Hochgeschwindigkeits-Potenzierungscluster als Alternative
Zur Erhöhung der Anzahl an technisch sauberen Wiederholungen bietet sich aber noch ein alternativer Ansatz an, der einige Ähnlichkeiten mit dem französischen Kontrast aufweist: Hochgeschwindigkeits-Potenzierungscluster. Diese bestehen in der Regel aus einer einzigen Wiederholung, die maximal schnell und mit einem Gewicht von unter 80 Prozent von 1 RM ausgeführt wird, unmittelbar gefolgt von einer plyometrischen Übung ohne Zusatzgewicht, die man mit maximaler Anstrengung absolviert, und die ebenfalls dasselbe Bewegungsmuster aufgreift wie die vorausgegangene Gewichtsübung.

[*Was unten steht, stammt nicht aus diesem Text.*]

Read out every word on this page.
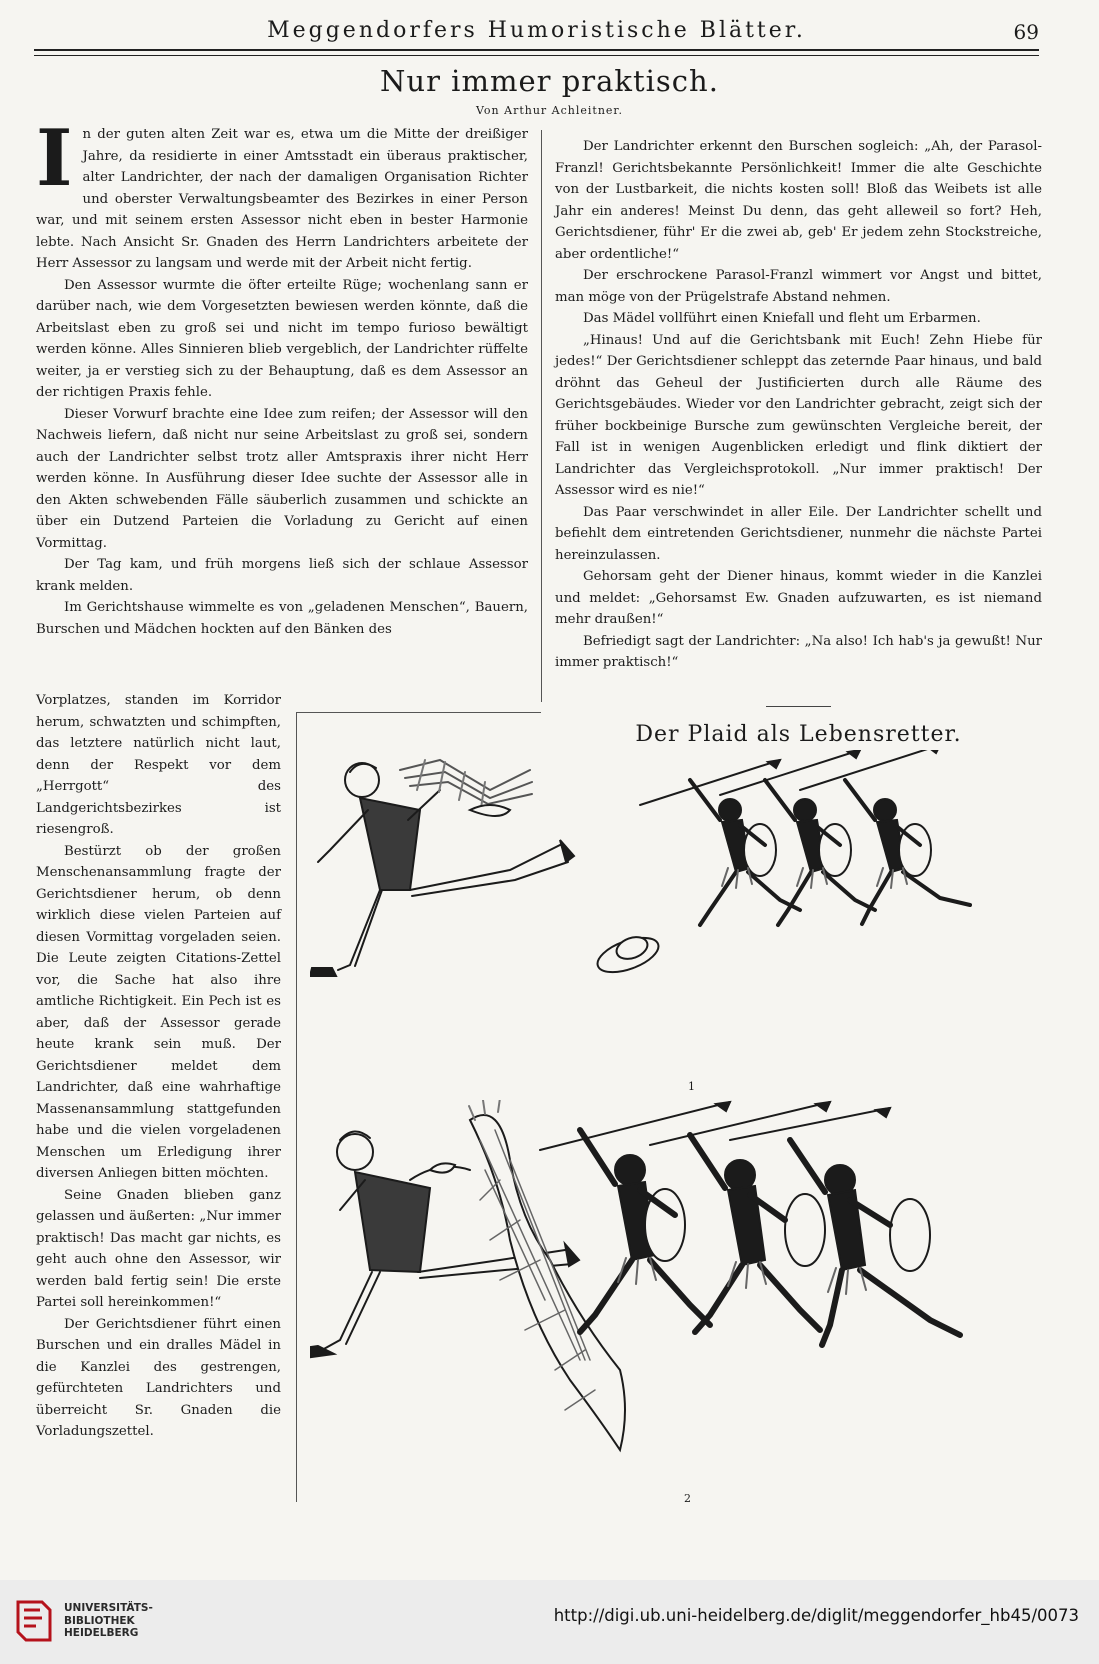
Meggendorfers Humoristische Blätter.	69
Nur immer praktisch.
Von Arthur Achleitner.
I n der guten alten Zeit war es, etwa um die Mitte der dreißiger Jahre, da residierte in einer Amtsstadt ein überaus praktischer, alter Landrichter, der nach der damaligen Organisation Richter und oberster Verwaltungsbeamter des Bezirkes in einer Person war, und mit seinem ersten Assessor nicht eben in bester Harmonie lebte. Nach Ansicht Sr. Gnaden des Herrn Landrichters arbeitete der Herr Assessor zu langsam und werde mit der Arbeit nicht fertig.

Den Assessor wurmte die öfter erteilte Rüge; wochenlang sann er darüber nach, wie dem Vorgesetzten bewiesen werden könnte, daß die Arbeitslast eben zu groß sei und nicht im tempo furioso bewältigt werden könne. Alles Sinnieren blieb vergeblich, der Landrichter rüffelte weiter, ja er verstieg sich zu der Behauptung, daß es dem Assessor an der richtigen Praxis fehle.

Dieser Vorwurf brachte eine Idee zum reifen; der Assessor will den Nachweis liefern, daß nicht nur seine Arbeitslast zu groß sei, sondern auch der Landrichter selbst trotz aller Amtspraxis ihrer nicht Herr werden könne. In Ausführung dieser Idee suchte der Assessor alle in den Akten schwebenden Fälle säuberlich zusammen und schickte an über ein Dutzend Parteien die Vorladung zu Gericht auf einen Vormittag.

Der Tag kam, und früh morgens ließ sich der schlaue Assessor krank melden.

Im Gerichtshause wimmelte es von „geladenen Menschen“, Bauern, Burschen und Mädchen hockten auf den Bänken des

Vorplatzes, standen im Korridor herum, schwatzten und schimpften, das letztere natürlich nicht laut, denn der Respekt vor dem „Herrgott“ des Landgerichtsbezirkes ist riesengroß.

Bestürzt ob der großen Menschenansammlung fragte der Gerichtsdiener herum, ob denn wirklich diese vielen Parteien auf diesen Vormittag vorgeladen seien. Die Leute zeigten Citations-Zettel vor, die Sache hat also ihre amtliche Richtigkeit. Ein Pech ist es aber, daß der Assessor gerade heute krank sein muß. Der Gerichtsdiener meldet dem Landrichter, daß eine wahrhaftige Massenansammlung stattgefunden habe und die vielen vorgeladenen Menschen um Erledigung ihrer diversen Anliegen bitten möchten.

Seine Gnaden blieben ganz gelassen und äußerten: „Nur immer praktisch! Das macht gar nichts, es geht auch ohne den Assessor, wir werden bald fertig sein! Die erste Partei soll hereinkommen!“

Der Gerichtsdiener führt einen Burschen und ein dralles Mädel in die Kanzlei des gestrengen, gefürchteten Landrichters und überreicht Sr. Gnaden die Vorladungszettel.

Der Landrichter erkennt den Burschen sogleich: „Ah, der Parasol-Franzl! Gerichtsbekannte Persönlichkeit! Immer die alte Geschichte von der Lustbarkeit, die nichts kosten soll! Bloß das Weibets ist alle Jahr ein anderes! Meinst Du denn, das geht alleweil so fort? Heh, Gerichtsdiener, führ' Er die zwei ab, geb' Er jedem zehn Stockstreiche, aber ordentliche!“

Der erschrockene Parasol-Franzl wimmert vor Angst und bittet, man möge von der Prügelstrafe Abstand nehmen.

Das Mädel vollführt einen Kniefall und fleht um Erbarmen.

„Hinaus! Und auf die Gerichtsbank mit Euch! Zehn Hiebe für jedes!“ Der Gerichtsdiener schleppt das zeternde Paar hinaus, und bald dröhnt das Geheul der Justificierten durch alle Räume des Gerichtsgebäudes. Wieder vor den Landrichter gebracht, zeigt sich der früher bockbeinige Bursche zum gewünschten Vergleiche bereit, der Fall ist in wenigen Augenblicken erledigt und flink diktiert der Landrichter das Vergleichsprotokoll. „Nur immer praktisch! Der Assessor wird es nie!“

Das Paar verschwindet in aller Eile. Der Landrichter schellt und befiehlt dem eintretenden Gerichtsdiener, nunmehr die nächste Partei hereinzulassen.

Gehorsam geht der Diener hinaus, kommt wieder in die Kanzlei und meldet: „Gehorsamst Ew. Gnaden aufzuwarten, es ist niemand mehr draußen!“

Befriedigt sagt der Landrichter: „Na also! Ich hab's ja gewußt! Nur immer praktisch!“

Der Plaid als Lebensretter.
1
2
UNIVERSITÄTS-
BIBLIOTHEK
HEIDELBERG
http://digi.ub.uni-heidelberg.de/diglit/meggendorfer_hb45/0073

Nach 20 Sekunden Pause wiederholt man dieses Übungspaar, bis man auf insgesamt sechs bis acht Wiederholungen kommt. Es handelt sich also um Sätze aus zwei Übungen mit je einer Pause dazwischen, aber ich werde später auch noch Variationen für fortgeschrittene Athleten aufzeigen, bei denen mehr Übungen ausgeführt werden.
Plyometrische Übung ist der entscheidende Punkt
Sehen wir uns das einmal genauer an, um das Prinzip zu verinnerlichen. Da wäre zunächst die Auswahl der Übungen. Die erste Übung dient der Vorbereitung oder Potenzierung, um das Nervensystem auf eine maximale Anstrengung einzustimmen. Die zugrundeliegende Idee dieser Theorie ist, dass sich das Nervensystem besonders gut stimulieren lässt und die Rekrutierung der motorischen Einheiten zunimmt, wenn man vor einer explosiven Aktivität zunächst eine Bewegung mit Zusatzgewicht ausführt. Für diese erste Übung stehen einige Alternativen zur Auswahl… beispielsweise Power Clean, Snatch, Front/Back/Sport Back Squat, Deadlift oder sogar ein Squat Jump mit Zusatzgewicht.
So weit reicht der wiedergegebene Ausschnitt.